Date of Award

Spring 2008

Document Type


Degree Name

Doctor of Philosophy (PhD)


Biomedical Engineering

First Advisor

Steven A. Jones


There is an ever-increasing awareness that the field of tissue engineering offers many potential solutions to clinical problems. While advances along these lines have been made, the design and implementation of an "off the shelf" tissue is yet to be realized. Thus, the objectives of this work were largely aimed at the design and fabrication of biocompatible, bioactive structures which could be integrated into existing biomaterial products.

The electrostatic layer-by-layer (LbL) self-assembly technique was used to incorporate biologically relevant molecules within controlled release systems, cell culture platforms, and 3-D cellular capsules. Two delivery systems were investigated to determine the release of a model drug, dexamethasone (DEX). In the first system, nanothin polyelectrolyte (PE) layers were applied to the micronized drug crystals as a diffusion barrier. In the second system, DEX was physically entrapped within calcium alginate microspheres which were further modified with PE layers. The fabrication of cell culture platforms functionalized with nanothin layers of PEs, TiO2 nanoparticles, and the growth factor TGFβ1 was achieved through ultrasonic nebulization. Finally, individual cellular capsules were fabricated by elaborating the LbL process on mesenchymal stem cell and human dermal fibroblast templates.
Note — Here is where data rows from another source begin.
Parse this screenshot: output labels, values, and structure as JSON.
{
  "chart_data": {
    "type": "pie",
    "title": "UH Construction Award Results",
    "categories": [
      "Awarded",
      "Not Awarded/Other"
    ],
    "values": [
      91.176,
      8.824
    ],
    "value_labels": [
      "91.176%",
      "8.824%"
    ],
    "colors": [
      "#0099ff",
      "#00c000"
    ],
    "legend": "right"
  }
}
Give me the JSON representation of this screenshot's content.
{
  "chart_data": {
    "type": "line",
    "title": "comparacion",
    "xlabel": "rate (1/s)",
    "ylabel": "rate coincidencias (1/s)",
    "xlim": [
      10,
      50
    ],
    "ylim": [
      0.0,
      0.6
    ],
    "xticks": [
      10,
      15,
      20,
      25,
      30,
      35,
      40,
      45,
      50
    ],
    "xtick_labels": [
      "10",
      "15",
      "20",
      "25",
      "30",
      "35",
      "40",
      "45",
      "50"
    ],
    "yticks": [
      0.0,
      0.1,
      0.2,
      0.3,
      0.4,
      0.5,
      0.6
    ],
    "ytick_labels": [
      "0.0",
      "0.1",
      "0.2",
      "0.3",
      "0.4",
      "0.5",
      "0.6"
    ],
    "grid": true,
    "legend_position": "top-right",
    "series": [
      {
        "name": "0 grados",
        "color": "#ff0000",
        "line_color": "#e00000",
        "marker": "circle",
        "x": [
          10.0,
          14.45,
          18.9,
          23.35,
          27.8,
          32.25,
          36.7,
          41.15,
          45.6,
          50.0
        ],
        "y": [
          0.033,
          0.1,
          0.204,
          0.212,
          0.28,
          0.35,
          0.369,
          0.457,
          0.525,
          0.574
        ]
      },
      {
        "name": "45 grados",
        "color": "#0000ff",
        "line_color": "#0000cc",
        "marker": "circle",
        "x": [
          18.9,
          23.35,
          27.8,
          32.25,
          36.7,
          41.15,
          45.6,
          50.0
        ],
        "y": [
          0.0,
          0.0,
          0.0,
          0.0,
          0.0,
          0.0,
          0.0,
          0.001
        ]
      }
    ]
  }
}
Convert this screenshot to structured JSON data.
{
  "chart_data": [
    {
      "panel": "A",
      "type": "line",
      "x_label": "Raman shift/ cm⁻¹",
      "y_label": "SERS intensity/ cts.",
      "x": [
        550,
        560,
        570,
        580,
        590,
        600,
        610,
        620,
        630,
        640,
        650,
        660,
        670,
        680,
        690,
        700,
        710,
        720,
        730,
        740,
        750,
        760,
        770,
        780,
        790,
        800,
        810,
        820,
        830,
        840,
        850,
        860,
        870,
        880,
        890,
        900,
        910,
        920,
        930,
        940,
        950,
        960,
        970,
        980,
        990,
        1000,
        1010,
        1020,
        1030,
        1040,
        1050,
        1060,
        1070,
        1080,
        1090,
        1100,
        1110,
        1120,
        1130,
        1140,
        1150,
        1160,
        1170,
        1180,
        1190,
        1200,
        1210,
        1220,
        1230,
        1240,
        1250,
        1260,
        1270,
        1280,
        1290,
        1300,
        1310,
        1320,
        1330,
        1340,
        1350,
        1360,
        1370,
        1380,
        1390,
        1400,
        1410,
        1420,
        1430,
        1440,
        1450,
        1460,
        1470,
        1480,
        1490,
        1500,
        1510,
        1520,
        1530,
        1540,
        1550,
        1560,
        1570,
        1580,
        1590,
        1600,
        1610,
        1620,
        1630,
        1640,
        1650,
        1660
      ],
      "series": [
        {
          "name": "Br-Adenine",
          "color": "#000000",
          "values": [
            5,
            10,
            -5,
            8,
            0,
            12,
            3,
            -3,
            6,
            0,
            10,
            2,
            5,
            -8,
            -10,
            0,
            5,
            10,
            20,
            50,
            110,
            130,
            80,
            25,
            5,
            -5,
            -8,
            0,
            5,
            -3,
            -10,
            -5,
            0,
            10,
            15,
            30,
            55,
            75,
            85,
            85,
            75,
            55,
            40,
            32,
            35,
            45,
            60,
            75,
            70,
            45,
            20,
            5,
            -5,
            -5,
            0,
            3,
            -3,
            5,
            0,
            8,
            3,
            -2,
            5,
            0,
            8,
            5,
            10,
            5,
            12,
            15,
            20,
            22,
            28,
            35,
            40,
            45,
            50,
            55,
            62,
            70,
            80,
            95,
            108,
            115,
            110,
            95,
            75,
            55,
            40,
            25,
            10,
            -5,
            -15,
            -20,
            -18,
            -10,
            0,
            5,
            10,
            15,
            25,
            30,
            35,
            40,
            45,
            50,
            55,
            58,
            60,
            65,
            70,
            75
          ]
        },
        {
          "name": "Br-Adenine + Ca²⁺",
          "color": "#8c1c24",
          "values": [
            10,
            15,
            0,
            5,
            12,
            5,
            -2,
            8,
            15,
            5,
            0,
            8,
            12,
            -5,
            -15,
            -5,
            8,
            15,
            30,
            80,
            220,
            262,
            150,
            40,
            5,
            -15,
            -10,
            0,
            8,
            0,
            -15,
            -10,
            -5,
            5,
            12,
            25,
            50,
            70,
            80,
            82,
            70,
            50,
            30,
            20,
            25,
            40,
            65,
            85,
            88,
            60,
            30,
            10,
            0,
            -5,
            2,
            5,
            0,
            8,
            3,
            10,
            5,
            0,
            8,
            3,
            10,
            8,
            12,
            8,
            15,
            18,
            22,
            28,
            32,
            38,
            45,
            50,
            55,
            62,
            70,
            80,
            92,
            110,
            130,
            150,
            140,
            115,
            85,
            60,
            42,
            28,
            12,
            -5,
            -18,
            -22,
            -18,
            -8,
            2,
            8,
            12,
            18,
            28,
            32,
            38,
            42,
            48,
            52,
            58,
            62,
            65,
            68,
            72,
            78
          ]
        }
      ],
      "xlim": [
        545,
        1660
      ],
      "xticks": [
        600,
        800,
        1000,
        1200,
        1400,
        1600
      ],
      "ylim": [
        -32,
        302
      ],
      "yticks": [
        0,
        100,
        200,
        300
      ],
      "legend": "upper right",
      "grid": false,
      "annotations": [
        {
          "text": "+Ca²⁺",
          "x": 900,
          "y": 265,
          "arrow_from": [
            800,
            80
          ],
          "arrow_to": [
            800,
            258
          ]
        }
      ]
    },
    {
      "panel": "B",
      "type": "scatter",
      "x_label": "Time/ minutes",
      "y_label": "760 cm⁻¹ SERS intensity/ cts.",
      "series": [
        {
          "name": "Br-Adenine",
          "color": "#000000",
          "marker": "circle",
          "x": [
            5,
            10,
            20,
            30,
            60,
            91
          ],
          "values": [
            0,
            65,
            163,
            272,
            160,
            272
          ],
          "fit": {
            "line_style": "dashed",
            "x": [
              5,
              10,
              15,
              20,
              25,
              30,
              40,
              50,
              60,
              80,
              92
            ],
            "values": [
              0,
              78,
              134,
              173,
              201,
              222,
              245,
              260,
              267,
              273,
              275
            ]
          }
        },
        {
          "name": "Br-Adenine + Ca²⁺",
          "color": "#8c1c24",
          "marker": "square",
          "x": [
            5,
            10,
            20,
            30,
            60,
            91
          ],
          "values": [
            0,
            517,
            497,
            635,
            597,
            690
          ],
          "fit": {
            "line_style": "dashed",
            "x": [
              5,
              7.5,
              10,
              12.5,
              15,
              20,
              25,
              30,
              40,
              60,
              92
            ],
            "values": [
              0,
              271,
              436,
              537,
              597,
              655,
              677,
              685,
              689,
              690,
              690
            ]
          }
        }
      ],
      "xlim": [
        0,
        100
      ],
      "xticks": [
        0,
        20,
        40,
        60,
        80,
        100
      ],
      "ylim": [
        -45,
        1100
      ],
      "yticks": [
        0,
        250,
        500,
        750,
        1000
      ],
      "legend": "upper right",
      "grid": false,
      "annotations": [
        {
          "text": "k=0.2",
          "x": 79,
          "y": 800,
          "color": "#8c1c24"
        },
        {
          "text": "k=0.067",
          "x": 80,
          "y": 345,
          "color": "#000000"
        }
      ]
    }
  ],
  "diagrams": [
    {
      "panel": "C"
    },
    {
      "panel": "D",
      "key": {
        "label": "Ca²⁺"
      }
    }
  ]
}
Materials characterization and cell culture testing were performed as preliminary indicators of potential cytotoxicity. Release of the drug DEX was enhanced when directly templated with polyelectrolyte layers while DEX entrapment within polyelectrolyte-modified alginate microspheres reduced drug release by a factor of three. An encouraging result of in vitro cell culture assessment was the distinct change in fibrochondrocyte morphology when compared with positive and negative controls. An ultrasonic nebulizer produced 14-layered cell culture substrates containing DEX, TiO2 nanoparticles, and the growth factor TGFβ1. In comparison with traditionally dipped substrates, layer fabrication was expedited six-fold. Moreover, the positioning of TGFβ1 within the layer architecture modulated cell behavior. For example, incorporation of the growth factor as a terminal layer produced visible cellular extensions associated with enhanced adhesion of human dermal fibroblasts (HDFs) to the substrates. The final application of LbL was for production of nanothin cellular capsules. Layer fabrication onto both HDFs and mouse mesenchymal stem cells (MSCs) was demonstrated with acceptable cell tolerances although cell viability is likely affected by layer composition and encapsulation time.

The major findings of this work not only demonstrated the feasibility of the technologies, but also their ability to influence cellular behavior by exposure to specific layer chemistries and architectures. The results are extremely promising for both further fundamental research, as well as translation into products. A major obstacle is determining optimal parameters necessary to yield a given cell response. Moreover, cost effectiveness must be addressed before clinical implementation of these systems is realized. Undoubtedly, the work here provides an underpinning for the development of additional capsules, microspheres, and substrates which could ultimately be integrated to create novel, biocompatible, heterogeneous assemblies.